Letters and comments for March 2, 2011

Letters and comments for March 2, 2011

Safety compromised

To the Editor:

Wallowa County Sheriff Fred Steen asserts that dog bites and other animal control issues are a low priority, and complaints regarding these matters are sent to the district attorney’s office. He contends that his department’s policy is similar to others throughout the state. His thoughts were shared with Joseph City Council member and law enforcement liaison Pearl Sturm, and she revealed them during a recent council meeting.

On Sept. 26, 2010, I was chased and bitten by a large dog in Joseph. I filed a complaint with the sheriff’s department, and the dog behaved viciously toward the deputy delivering my grievance, so he added his own complaint. Both were adjudicated on Jan. 3, 2011, when the dog’s owner was fined and ordered to keep the dog confined or leashed.

This dog has a history of complaints preceding mine, yet it took nearly three months to get him off of the streets, despite the existence of city ordinance 94-07, which compels authorities to impound dangerous animals.
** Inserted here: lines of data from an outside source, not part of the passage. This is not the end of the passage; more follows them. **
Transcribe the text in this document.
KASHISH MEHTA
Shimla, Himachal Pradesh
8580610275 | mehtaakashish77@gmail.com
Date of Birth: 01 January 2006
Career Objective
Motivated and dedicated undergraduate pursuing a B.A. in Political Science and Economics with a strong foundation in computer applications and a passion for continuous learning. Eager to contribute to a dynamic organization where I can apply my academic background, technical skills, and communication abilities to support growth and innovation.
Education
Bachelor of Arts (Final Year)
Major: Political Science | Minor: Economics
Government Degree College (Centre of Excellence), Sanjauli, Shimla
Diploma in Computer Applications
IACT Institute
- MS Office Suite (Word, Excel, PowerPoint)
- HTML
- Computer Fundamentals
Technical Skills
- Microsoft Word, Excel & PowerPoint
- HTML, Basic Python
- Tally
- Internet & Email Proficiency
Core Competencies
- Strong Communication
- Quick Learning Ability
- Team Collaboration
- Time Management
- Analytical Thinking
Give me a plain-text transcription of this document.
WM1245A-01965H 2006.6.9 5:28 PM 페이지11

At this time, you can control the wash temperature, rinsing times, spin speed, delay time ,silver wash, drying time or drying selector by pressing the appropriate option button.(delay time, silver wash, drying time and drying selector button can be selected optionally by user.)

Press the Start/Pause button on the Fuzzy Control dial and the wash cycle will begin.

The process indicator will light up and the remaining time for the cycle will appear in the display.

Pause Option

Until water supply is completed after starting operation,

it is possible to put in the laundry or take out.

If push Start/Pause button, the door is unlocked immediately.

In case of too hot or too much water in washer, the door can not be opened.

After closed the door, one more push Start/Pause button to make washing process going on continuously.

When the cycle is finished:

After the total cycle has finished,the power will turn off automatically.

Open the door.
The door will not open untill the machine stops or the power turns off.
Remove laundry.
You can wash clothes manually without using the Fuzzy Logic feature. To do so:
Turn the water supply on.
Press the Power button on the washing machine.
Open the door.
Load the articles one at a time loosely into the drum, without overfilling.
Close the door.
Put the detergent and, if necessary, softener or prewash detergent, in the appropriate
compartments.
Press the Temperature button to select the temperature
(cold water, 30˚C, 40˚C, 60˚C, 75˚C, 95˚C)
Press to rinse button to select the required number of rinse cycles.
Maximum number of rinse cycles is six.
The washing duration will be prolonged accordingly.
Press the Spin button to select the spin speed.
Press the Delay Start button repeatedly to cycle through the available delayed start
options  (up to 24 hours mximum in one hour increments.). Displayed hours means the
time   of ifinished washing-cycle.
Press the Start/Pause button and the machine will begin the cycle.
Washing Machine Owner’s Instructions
The sheriff’s department has a contract to enforce Joseph’s ordinances, but this one is ignored, even though it was enacted lawfully on behalf of those whom the sheriff’s department is sworn to protect.

What if an innocent young child had been seriously injured during this period? Why court tragedy when a mechanism exists to avert it? Things may be done differently in other parts of the state, and laws unique to this jurisdiction should be respected and enforced.

I have exhaustively tried to find a logical reason for the inaction of the sheriff’s department in these matters, but none has jumped out yet and snapped at me.

I believe that the people of Joseph deserve a satisfactory explanation for their safety being compromised.

Todd Watson


Poor stewards of tax $$

To the Editor:

I take exception to the editorial of Feb. 9, “Economic growth only way out of public funding crunch.”

The state budget is a sodden belly that can no longer be confined by nor drawn in with a belt.

The schools in the state have three strikes against them. Government is the first with its cockeyed views of how best to educate a child. The second and third being the National Education Association and the Oregon Education Association, which see to it that the rights, benefits and lifestyles of the adults around the children are met first to the tune of about 95 percent of the total budget. “It is for the children!” is the cry we hear, and I say “bull.”

The La Grande High School roof is a perfect example of deferred maintenance. It has been a problem for years with no money set aside to repair or replace it. Several years ago my wife and I identified the need for a new roof on our home. We budgeted and saved, had the roof removed and a new one installed. We do not have buckets on the floor catching water from a leaking roof in our house. If the time comes that scuba gear and fins are needed to get into the LHS library, I may vote on an option levy.

I define the problem of a leaking roof as having poor stewards of tax dollars and buildings entrusted to them by the taxpayers.

The Strategic Investment Program is set up for the short term. Fifteen years is long enough for county government to become dependent on. When it ends we will have another financial crisis that can only be corrected with higher taxes. The SIP agreement is only what falls off the sides of the money wagon leaving Union County. It is like following a potato truck down the road after harvest. In a short while the free stuff is gone.

As a newspaper, Mr. Editor, you should stick to reporting news.